Checking if a CNAME is set up correctly
dig yourdomain.com CNAME +short
This returns the target domain the CNAME points to. If it returns nothing, you don’t have a CNAME at that name (you might have an A record instead, which can be intentional or a misconfiguration).
Flushing DNS cache on macOS
When you need to clear your Mac’s DNS cache after changing records or fixing a resolution issue:
sudo dscacheutil -flushcache; sudo killall -HUP mDNSResponder
This command works on macOS Monterey, Ventura, Sonoma, and Sequoia. The mDNSResponder process handles local DNS resolution, and sending it HUP forces it to reload.
After flushing, run your dig or nslookup command again and you should see the fresh result.
If Terminal isn’t your thing
Apple removed Network Utility in macOS Monterey. That removed the only built-in GUI for DNS lookups.
NetUtil is a free replacement. Open it, type a domain in the DNS Lookup tab, select a record type, and get results formatted the same way the old Network Utility did. No commands to memorize, no flags to look up. The results are the same data you’d get from dig or nslookup, just presented without the noise.
For occasional DNS checks, a GUI removes friction.

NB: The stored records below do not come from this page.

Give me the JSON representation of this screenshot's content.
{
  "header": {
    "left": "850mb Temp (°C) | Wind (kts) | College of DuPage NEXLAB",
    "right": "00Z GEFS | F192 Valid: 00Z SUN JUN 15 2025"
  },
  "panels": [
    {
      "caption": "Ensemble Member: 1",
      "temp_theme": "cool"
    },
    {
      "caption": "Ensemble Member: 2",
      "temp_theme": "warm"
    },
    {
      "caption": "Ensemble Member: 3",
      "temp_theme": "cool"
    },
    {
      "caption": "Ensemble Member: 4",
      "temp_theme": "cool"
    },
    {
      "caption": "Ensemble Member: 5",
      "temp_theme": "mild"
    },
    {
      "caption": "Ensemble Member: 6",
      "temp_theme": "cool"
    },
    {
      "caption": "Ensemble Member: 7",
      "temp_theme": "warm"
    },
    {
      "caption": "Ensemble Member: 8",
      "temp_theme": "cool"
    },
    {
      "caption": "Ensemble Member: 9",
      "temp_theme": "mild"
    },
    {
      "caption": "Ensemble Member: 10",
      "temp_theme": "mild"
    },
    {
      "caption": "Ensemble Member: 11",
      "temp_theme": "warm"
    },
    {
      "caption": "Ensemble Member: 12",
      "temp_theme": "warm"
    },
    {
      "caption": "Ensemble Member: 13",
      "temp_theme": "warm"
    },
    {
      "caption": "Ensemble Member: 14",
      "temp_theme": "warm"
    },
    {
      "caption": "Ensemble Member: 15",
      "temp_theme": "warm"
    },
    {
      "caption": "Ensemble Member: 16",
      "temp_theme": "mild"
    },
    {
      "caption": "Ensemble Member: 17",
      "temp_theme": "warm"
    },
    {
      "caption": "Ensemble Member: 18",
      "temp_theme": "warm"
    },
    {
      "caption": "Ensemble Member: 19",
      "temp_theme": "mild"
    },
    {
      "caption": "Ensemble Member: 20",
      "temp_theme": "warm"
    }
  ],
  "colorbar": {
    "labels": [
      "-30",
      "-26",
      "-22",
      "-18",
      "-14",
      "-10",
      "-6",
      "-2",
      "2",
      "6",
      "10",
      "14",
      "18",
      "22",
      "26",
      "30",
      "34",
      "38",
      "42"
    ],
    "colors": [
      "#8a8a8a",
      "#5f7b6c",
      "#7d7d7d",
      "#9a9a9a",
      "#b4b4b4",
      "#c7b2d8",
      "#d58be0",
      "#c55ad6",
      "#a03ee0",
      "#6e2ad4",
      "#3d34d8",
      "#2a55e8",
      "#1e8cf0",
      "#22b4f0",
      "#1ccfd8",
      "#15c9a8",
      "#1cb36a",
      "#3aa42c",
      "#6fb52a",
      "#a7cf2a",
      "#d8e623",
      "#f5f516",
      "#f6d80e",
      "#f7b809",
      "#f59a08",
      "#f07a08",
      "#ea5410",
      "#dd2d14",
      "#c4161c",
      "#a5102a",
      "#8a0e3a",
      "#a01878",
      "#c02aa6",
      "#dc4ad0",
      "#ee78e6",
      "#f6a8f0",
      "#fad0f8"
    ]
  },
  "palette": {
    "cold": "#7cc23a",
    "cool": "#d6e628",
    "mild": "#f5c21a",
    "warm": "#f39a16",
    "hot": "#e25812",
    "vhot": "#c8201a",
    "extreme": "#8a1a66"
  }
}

For repeated lookups or anything you’d want to script, stick with dig.
Pick the right tool for the job
nslookup is fine for quick spot checks, especially if you’re already familiar with it. dig is better for anything involving propagation verification, scripting, or digging into DNS behavior. host is the fastest path to a human-readable answer when you just need to know what an IP resolves to.
All three query the same DNS system. The differences are in presentation and control. Use whichever one gives you the information you need without slowing you down.